After you have worked through this section of the learning unit, you should be able to:

  • describe and identify capital and the income that is derived from the ownership of capital

On the issue of white monopoly capital, Lucien van der Walt (2016) writes:

Existing alongside vast private companies – not all of which fit the label "white monopoly capital" is another massive economic force, the state apparatus – the biggest single employer, landowner, income earning institution, and by any reasonable measure, the dominant ‘monopoly capital’ in electricity, rail, roads, forestry, television, sectors of banking, higher education and elsewhere.

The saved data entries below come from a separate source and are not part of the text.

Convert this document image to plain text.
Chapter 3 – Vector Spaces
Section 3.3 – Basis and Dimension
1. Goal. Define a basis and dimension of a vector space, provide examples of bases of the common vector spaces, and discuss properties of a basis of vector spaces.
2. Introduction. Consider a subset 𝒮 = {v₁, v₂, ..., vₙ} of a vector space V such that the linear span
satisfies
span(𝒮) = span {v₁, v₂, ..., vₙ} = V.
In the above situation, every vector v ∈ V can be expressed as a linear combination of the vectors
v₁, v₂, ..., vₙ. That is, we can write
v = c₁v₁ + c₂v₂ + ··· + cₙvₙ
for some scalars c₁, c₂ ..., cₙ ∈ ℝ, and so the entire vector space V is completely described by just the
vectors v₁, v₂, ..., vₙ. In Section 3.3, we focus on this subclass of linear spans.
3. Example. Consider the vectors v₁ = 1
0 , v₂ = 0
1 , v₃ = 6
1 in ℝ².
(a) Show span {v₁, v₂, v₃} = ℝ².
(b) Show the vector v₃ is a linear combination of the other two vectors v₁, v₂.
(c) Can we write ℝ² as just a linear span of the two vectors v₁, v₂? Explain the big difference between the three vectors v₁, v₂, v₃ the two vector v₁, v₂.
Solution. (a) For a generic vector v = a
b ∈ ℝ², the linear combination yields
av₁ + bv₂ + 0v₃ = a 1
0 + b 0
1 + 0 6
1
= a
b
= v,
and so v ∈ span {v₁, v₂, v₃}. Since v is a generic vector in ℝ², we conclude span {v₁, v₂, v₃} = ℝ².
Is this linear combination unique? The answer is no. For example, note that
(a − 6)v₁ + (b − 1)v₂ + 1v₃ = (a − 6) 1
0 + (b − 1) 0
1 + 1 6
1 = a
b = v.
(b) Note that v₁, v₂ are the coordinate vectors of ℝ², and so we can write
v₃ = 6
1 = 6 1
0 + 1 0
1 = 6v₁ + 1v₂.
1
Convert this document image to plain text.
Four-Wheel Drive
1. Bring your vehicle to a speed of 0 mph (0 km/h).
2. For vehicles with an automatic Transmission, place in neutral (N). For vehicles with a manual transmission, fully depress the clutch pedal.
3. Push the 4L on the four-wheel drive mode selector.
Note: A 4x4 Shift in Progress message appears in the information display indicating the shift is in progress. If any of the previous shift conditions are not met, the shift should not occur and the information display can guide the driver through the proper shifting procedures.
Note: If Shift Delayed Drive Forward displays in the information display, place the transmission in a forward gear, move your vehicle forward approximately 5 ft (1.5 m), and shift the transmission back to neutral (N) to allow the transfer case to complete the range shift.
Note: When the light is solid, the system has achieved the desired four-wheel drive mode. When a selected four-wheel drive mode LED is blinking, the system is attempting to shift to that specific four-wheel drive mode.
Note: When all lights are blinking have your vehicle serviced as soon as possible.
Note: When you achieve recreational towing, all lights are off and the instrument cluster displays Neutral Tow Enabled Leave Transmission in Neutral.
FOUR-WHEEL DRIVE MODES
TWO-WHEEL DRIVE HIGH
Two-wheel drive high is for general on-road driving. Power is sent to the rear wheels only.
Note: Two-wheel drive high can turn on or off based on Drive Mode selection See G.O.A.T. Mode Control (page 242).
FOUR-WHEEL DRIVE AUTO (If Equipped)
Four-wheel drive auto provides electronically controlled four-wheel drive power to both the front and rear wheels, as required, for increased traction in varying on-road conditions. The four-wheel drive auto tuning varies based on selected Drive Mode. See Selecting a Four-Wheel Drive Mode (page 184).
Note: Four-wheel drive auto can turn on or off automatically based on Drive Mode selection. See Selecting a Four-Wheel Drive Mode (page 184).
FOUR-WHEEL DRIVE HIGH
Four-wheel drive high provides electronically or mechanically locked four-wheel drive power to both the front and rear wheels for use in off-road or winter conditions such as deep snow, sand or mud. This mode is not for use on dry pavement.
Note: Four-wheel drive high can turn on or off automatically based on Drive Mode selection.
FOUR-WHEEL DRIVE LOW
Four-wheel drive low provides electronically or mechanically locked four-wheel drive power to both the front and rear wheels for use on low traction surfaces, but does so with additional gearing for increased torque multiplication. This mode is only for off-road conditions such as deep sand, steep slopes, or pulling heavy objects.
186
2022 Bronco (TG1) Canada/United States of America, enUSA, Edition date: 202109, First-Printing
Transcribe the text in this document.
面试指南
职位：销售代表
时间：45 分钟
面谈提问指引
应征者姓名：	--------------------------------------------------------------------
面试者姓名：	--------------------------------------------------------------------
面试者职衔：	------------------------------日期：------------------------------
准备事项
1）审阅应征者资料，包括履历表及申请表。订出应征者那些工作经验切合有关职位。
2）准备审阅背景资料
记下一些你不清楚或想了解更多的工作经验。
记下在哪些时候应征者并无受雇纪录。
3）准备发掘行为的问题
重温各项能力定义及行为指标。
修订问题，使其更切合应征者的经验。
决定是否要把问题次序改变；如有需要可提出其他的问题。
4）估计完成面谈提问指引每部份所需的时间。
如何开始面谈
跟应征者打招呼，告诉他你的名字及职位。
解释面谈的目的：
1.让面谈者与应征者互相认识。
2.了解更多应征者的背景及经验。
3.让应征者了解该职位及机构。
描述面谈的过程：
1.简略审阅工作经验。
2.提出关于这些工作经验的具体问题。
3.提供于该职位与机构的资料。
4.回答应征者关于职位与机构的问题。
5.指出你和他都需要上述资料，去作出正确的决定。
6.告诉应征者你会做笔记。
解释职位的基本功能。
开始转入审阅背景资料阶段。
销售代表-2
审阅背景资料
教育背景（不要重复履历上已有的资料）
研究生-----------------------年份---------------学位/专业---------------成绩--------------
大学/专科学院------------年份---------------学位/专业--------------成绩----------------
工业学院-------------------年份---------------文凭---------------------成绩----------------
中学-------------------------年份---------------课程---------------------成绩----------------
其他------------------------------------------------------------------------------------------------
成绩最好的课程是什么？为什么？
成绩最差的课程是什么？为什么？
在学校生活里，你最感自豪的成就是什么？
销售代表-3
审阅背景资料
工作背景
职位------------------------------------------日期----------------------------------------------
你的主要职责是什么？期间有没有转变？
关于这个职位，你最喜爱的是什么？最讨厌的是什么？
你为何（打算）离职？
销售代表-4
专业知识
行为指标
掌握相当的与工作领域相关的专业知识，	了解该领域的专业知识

South Africa, I argue, is controlled by a single ruling class, divided into two sectors: a (largely white) private sector elite, and a (largely black) state elite. This is united at both a deep structural level, through common interests and interdependence, and at a more conjunctural level, by current neo-liberal programmes and alliances, among which note can be made of the Growth Employment and Redistribution (Gear) Strategy (1996) or the fact that almost every single cabinet minister is a shareholder in one or more companies. It is not held together by the corruption of a few people, or by incorrect programmes, not by poor state leadership, not even by the ANC, all of which can be changed.

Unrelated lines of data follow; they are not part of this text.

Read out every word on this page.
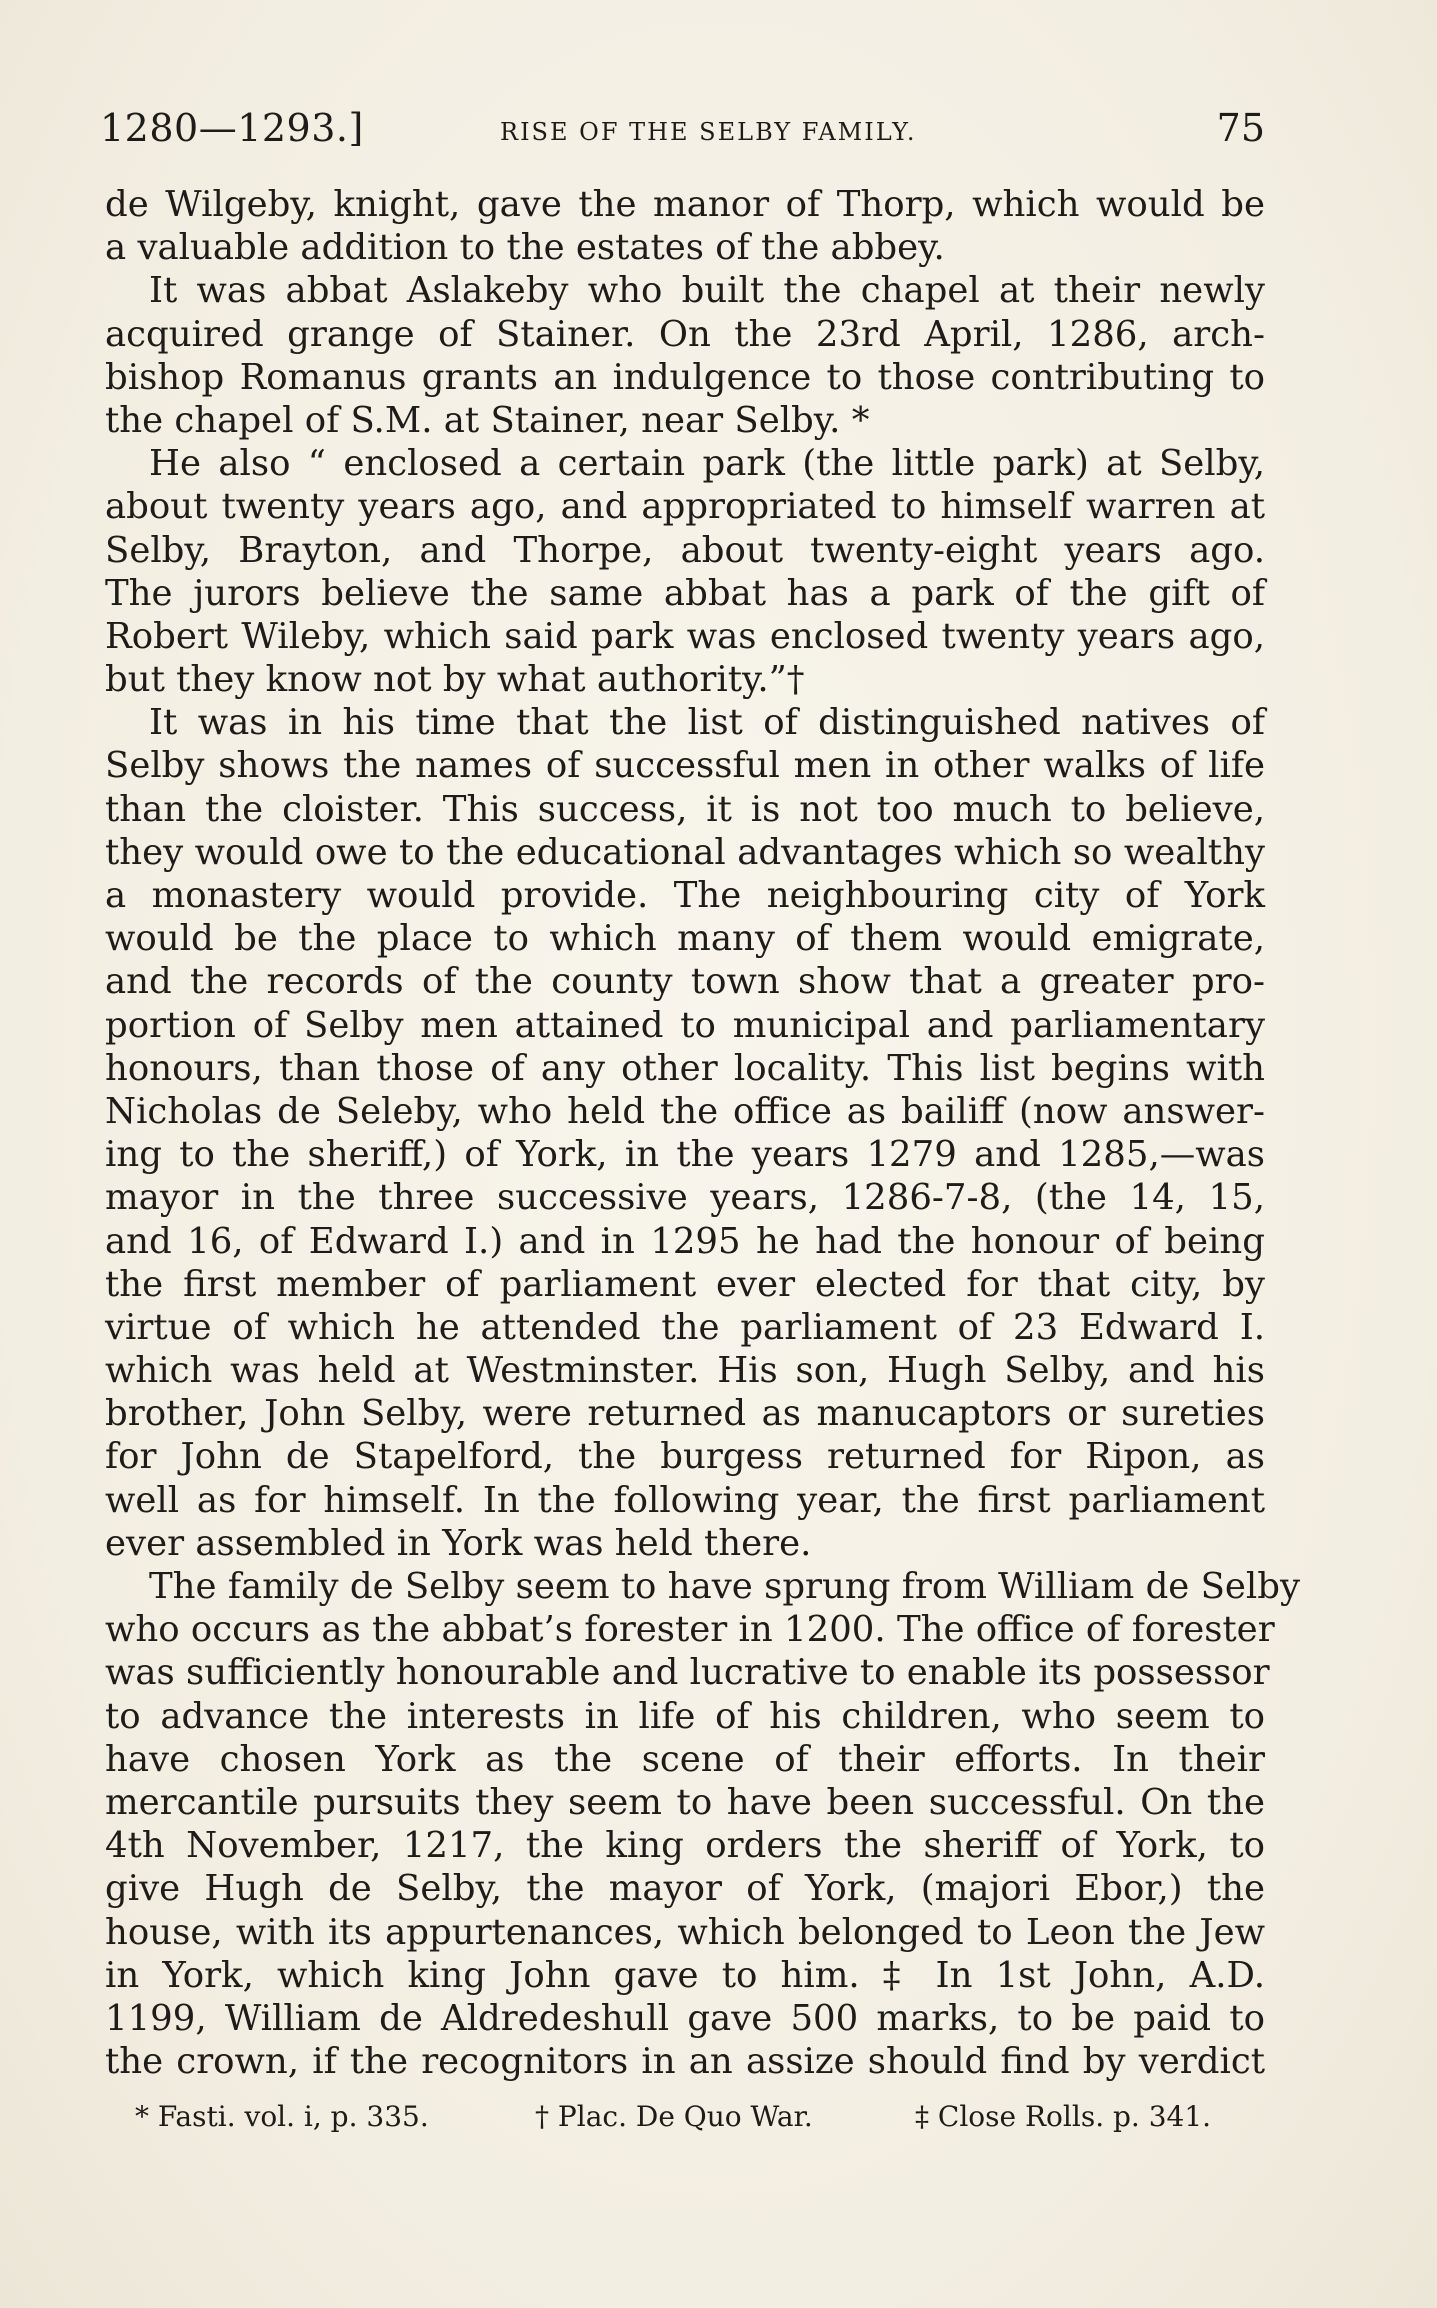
1280—1293.]	RISE OF THE SELBY FAMILY.	75
de Wilgeby, knight, gave the manor of Thorp, which would be
a valuable addition to the estates of the abbey.
It was abbat Aslakeby who built the chapel at their newly
acquired grange of Stainer. On the 23rd April, 1286, arch-
bishop Romanus grants an indulgence to those contributing to
the chapel of S.M. at Stainer, near Selby. *
He also “ enclosed a certain park (the little park) at Selby,
about twenty years ago, and appropriated to himself warren at
Selby, Brayton, and Thorpe, about twenty-eight years ago.
The jurors believe the same abbat has a park of the gift of
Robert Wileby, which said park was enclosed twenty years ago,
but they know not by what authority.”†
It was in his time that the list of distinguished natives of
Selby shows the names of successful men in other walks of life
than the cloister. This success, it is not too much to believe,
they would owe to the educational advantages which so wealthy
a monastery would provide. The neighbouring city of York
would be the place to which many of them would emigrate,
and the records of the county town show that a greater pro-
portion of Selby men attained to municipal and parliamentary
honours, than those of any other locality. This list begins with
Nicholas de Seleby, who held the office as bailiff (now answer-
ing to the sheriff,) of York, in the years 1279 and 1285,—was
mayor in the three successive years, 1286-7-8, (the 14, 15,
and 16, of Edward I.) and in 1295 he had the honour of being
the first member of parliament ever elected for that city, by
virtue of which he attended the parliament of 23 Edward I.
which was held at Westminster. His son, Hugh Selby, and his
brother, John Selby, were returned as manucaptors or sureties
for John de Stapelford, the burgess returned for Ripon, as
well as for himself. In the following year, the first parliament
ever assembled in York was held there.
The family de Selby seem to have sprung from William de Selby
who occurs as the abbat’s forester in 1200. The office of forester
was sufficiently honourable and lucrative to enable its possessor
to advance the interests in life of his children, who seem to
have chosen York as the scene of their efforts. In their
mercantile pursuits they seem to have been successful. On the
4th November, 1217, the king orders the sheriff of York, to
give Hugh de Selby, the mayor of York, (majori Ebor,) the
house, with its appurtenances, which belonged to Leon the Jew
in York, which king John gave to him. ‡ In 1st John, A.D.
1199, William de Aldredeshull gave 500 marks, to be paid to
the crown, if the recognitors in an assize should find by verdict
* Fasti. vol. i, p. 335.	† Plac. De Quo War.	‡ Close Rolls. p. 341.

The state can no more be wielded against private capitalists than one brick in a wall can fight another – and capitalism and the state can no more lose their character of exploitation and domination than a wall can become an aeroplane. Efforts to capture the state can, at most, lead to a few people, mainly party leaders, joining the ruling class – nothing more.

The strategic task must then become one of building a movement outside and against the private and state corporations and the state more generally, by the broad working class (including the unemployed), which is both victim and potential destroyer of the system.